In a holistic way, this review also highlights an important heterogeneity between studies concerning the diagnostic methods used. Some authors are satisfied with a symptoms and signs assessment based on their clinical knowledge [23, 35, 70] while other used common tools i.e. questionnaires [27, 28, 38, 40] and/or pH metry [25, 26, 29, 79]. To date, none of these methods/tools seem to commonly accepted given the imperfections that characterise the various studies using them [19]. These methodological differences come from the current controversy on the diagnostic method and limit the interpretations of the results of this review. Another aspect limitating the elaboration of conclusions concerns the disparities between the different studies concerning the treatment regimen. Few studies have not considered the existence of a placebo effect [80] or potential effect of dietary regimen on the LPR symptoms improvement [81].

Conclusion

This review had a number of limitations. Most importantly, the quality of the included studies was modest in most cases. The majority of publications suffered from having a small number of patients, and they did not provide full information concerning the profiles of LPR. Only two publications had a high level of evidence [37, 70]. Second, the techniques for establishing diagnoses in individual patients varied from one study to another, which might have generated bias in the comparison of results, given the selection of profiles of patients who responded differently to treatment. Third, in some papers, it seemed that LPR patients were not followed for a sufficient period of time to observe significant treatment effects in some measurements, requiring more time to improve [24, 25, 35]. Fourth, the myriad of treatment regimens and the limitations in length of follow-up did not favour comparison between studies and did not allow us to draw clear conclusions about the role of each drug in improvement of LPR complaints.
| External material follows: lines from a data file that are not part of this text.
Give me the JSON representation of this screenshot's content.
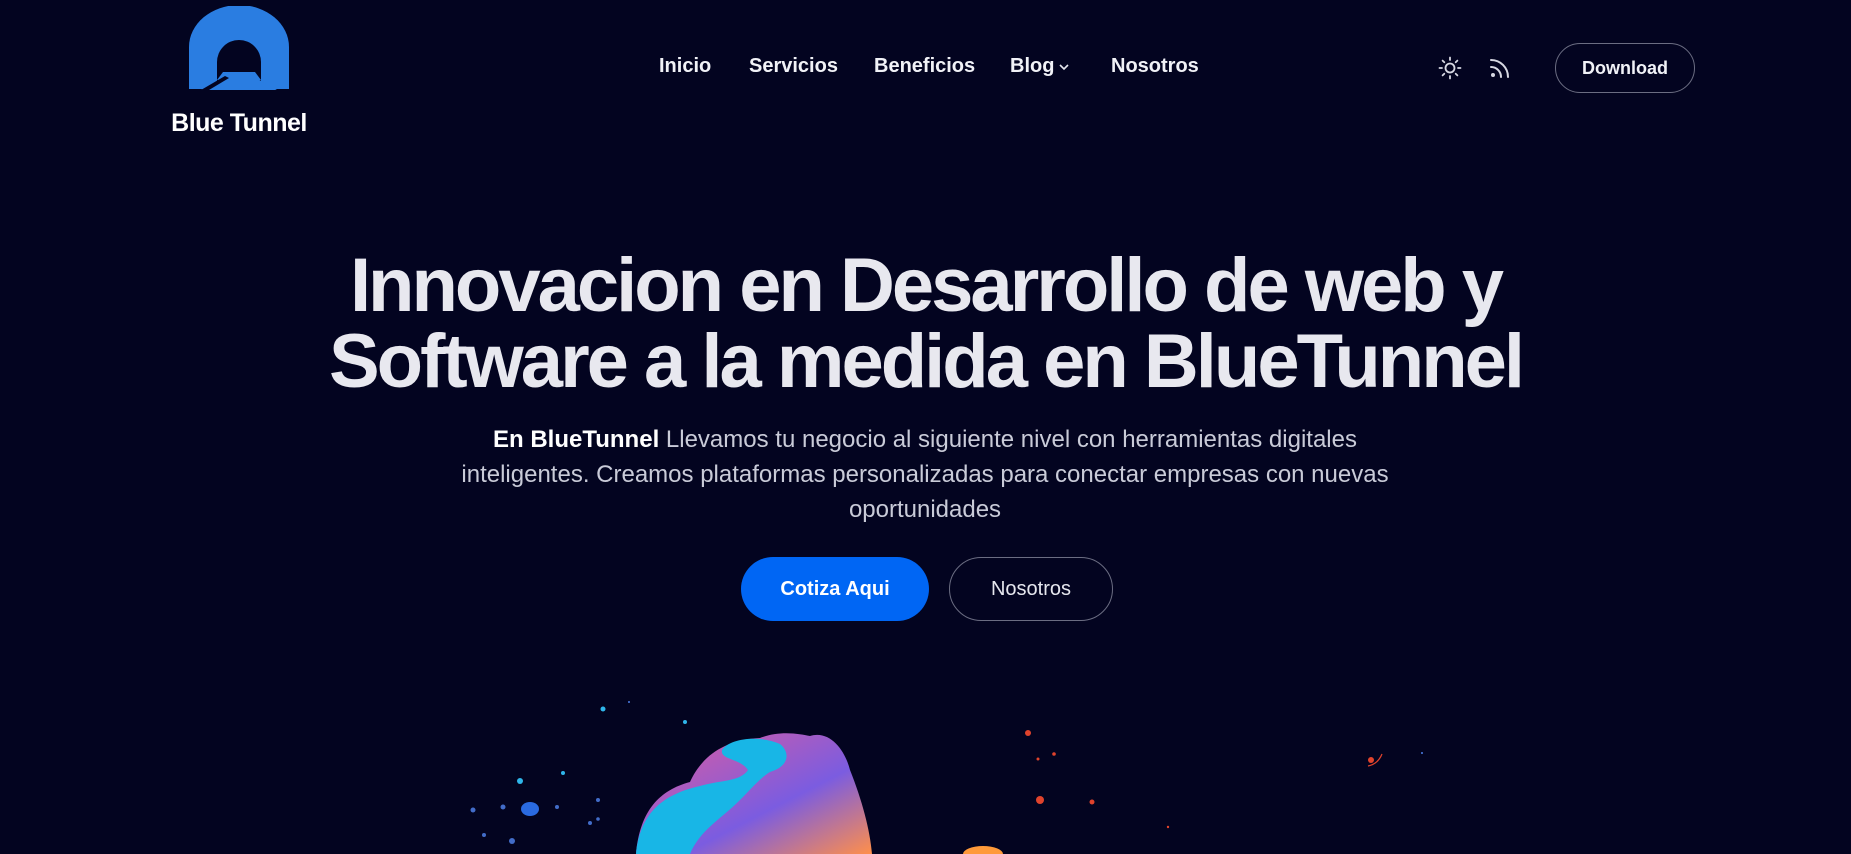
{
  "brand": {
    "name": "Blue Tunnel",
    "logo_icon": "tunnel-icon",
    "color": "#2a7de1"
  },
  "nav": {
    "items": [
      {
        "label": "Inicio"
      },
      {
        "label": "Servicios"
      },
      {
        "label": "Beneficios"
      },
      {
        "label": "Blog",
        "icon": "chevron-down-icon"
      },
      {
        "label": "Nosotros"
      }
    ]
  },
  "header_actions": {
    "theme_icon": "sun-icon",
    "rss_icon": "rss-icon",
    "download_label": "Download"
  },
  "hero": {
    "title_line1": "Innovacion en Desarrollo de web y",
    "title_line2": "Software a la medida en BlueTunnel",
    "subtitle_strong": "En BlueTunnel",
    "subtitle_rest": "Llevamos tu negocio al siguiente nivel con herramientas digitales inteligentes. Creamos plataformas personalizadas para conectar empresas con nuevas oportunidades",
    "cta_primary": "Cotiza Aqui",
    "cta_secondary": "Nosotros"
  },
  "colors": {
    "background": "#030420",
    "accent": "#0066f4"
  }
}
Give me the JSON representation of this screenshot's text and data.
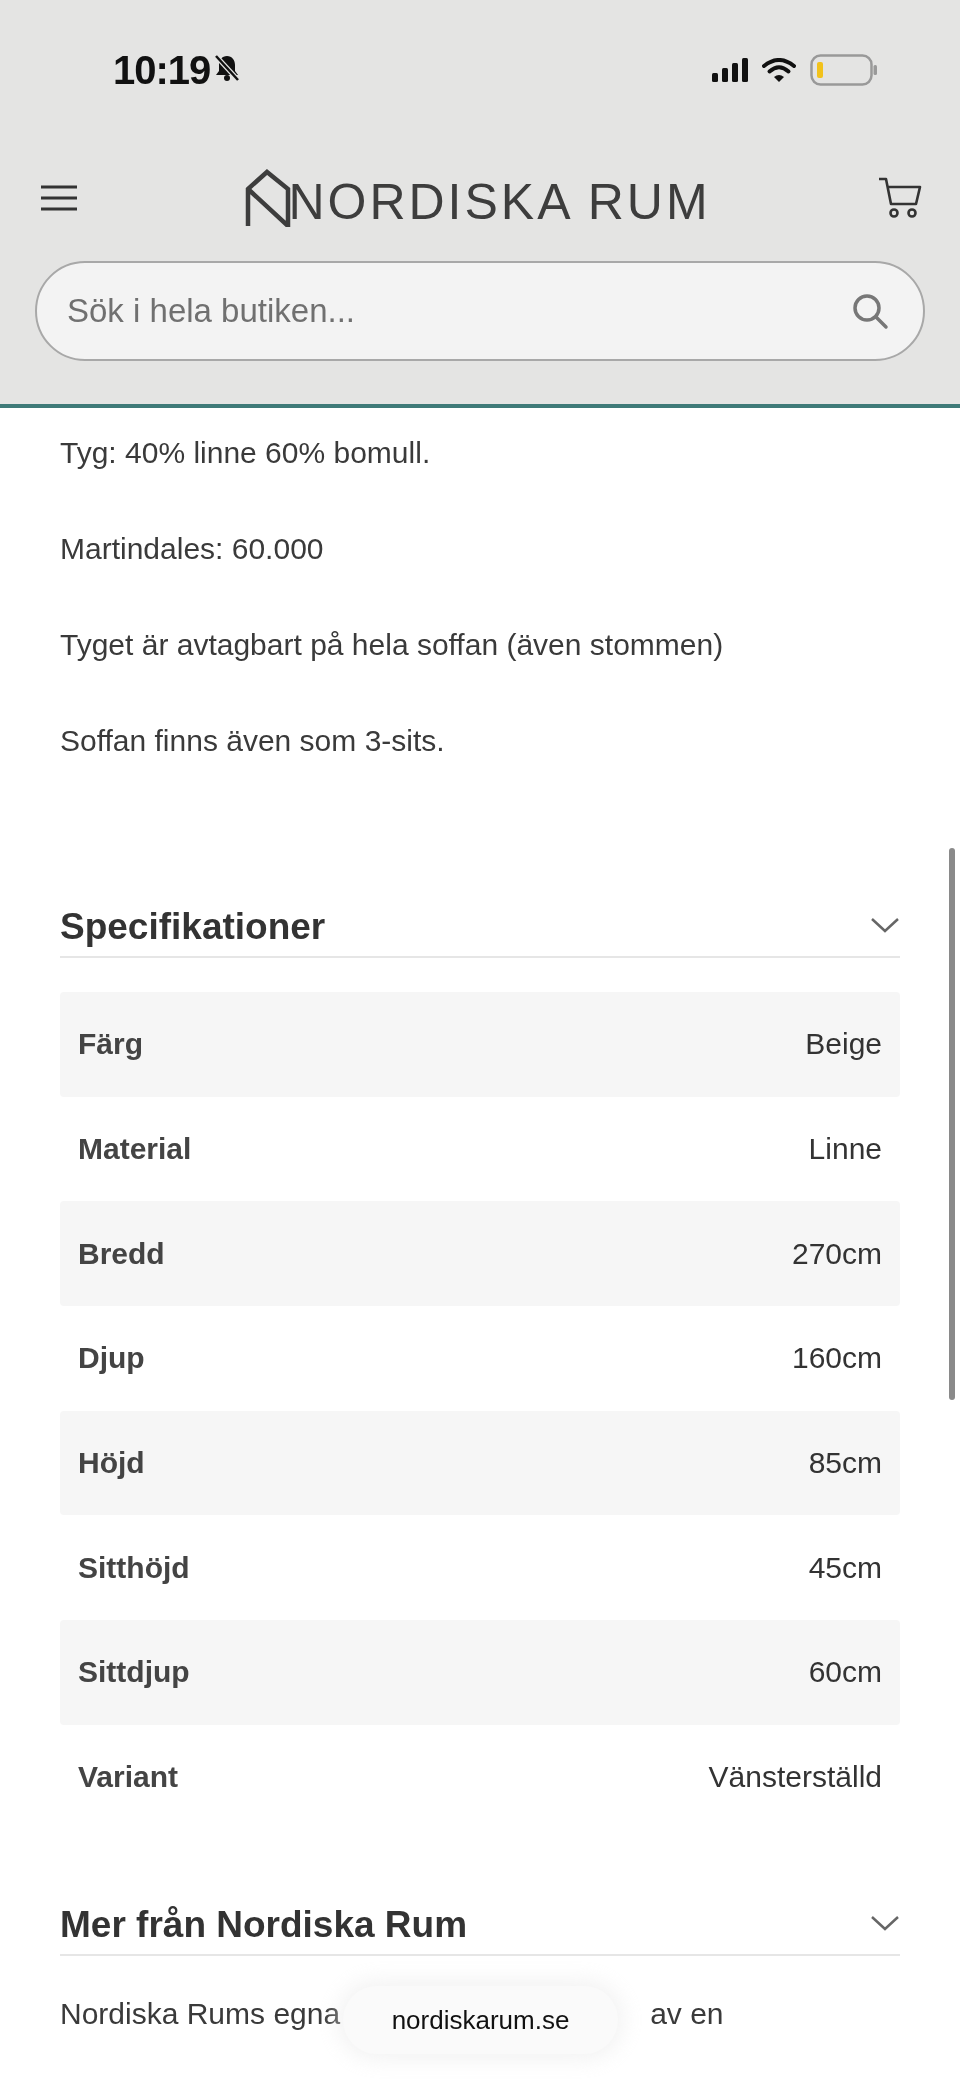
{
  "status_bar": {
    "time": "10:19"
  },
  "header": {
    "logo": "NORDISKA RUM",
    "search": {
      "placeholder": "Sök i hela butiken..."
    }
  },
  "description": [
    "Tyg: 40% linne 60% bomull.",
    "Martindales: 60.000",
    "Tyget är avtagbart  på hela soffan (även stommen)",
    "Soffan finns även som 3-sits."
  ],
  "specifications": {
    "title": "Specifikationer",
    "expanded": true,
    "rows": [
      {
        "label": "Färg",
        "value": "Beige"
      },
      {
        "label": "Material",
        "value": "Linne"
      },
      {
        "label": "Bredd",
        "value": "270cm"
      },
      {
        "label": "Djup",
        "value": "160cm"
      },
      {
        "label": "Höjd",
        "value": "85cm"
      },
      {
        "label": "Sitthöjd",
        "value": "45cm"
      },
      {
        "label": "Sittdjup",
        "value": "60cm"
      },
      {
        "label": "Variant",
        "value": "Vänsterställd"
      }
    ]
  },
  "more": {
    "title": "Mer från Nordiska Rum",
    "text_parts": [
      "Nordiska Rums egna",
      "av en"
    ]
  },
  "address_bar": {
    "url": "nordiskarum.se"
  }
}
Finally, our review reported various notable findings. First, voice quality seemed to improve after treatment in most studies, regardless of the voice evaluation approach and tools used. These observations could indicate that subjective and objective voice quality outcomes could be interesting measurements to show the effectiveness of treatment over time. Among the objective measurements, acoustic parameters seem to be interesting as treatment outcomes in LPR patients, and under certain conditions, they could be used to understand better the LPR pathophysiological mechanisms underlying the development of communicative disability. Nevertheless, the methods used to measure acoustic parameters were not standardised, leading to bias and imperfect conclusions in the sensitivity of the acoustic parameters for measuring the effectiveness of treatment. More studies are necessary to standardise the method of diagnosis and treatment regimen. Considering the changes in voice quality in LPR patients, further prospective studies are needed using a standardised multi-dimensional assessment of voice quality, including subjective, acoustic and aerodynamic assessments.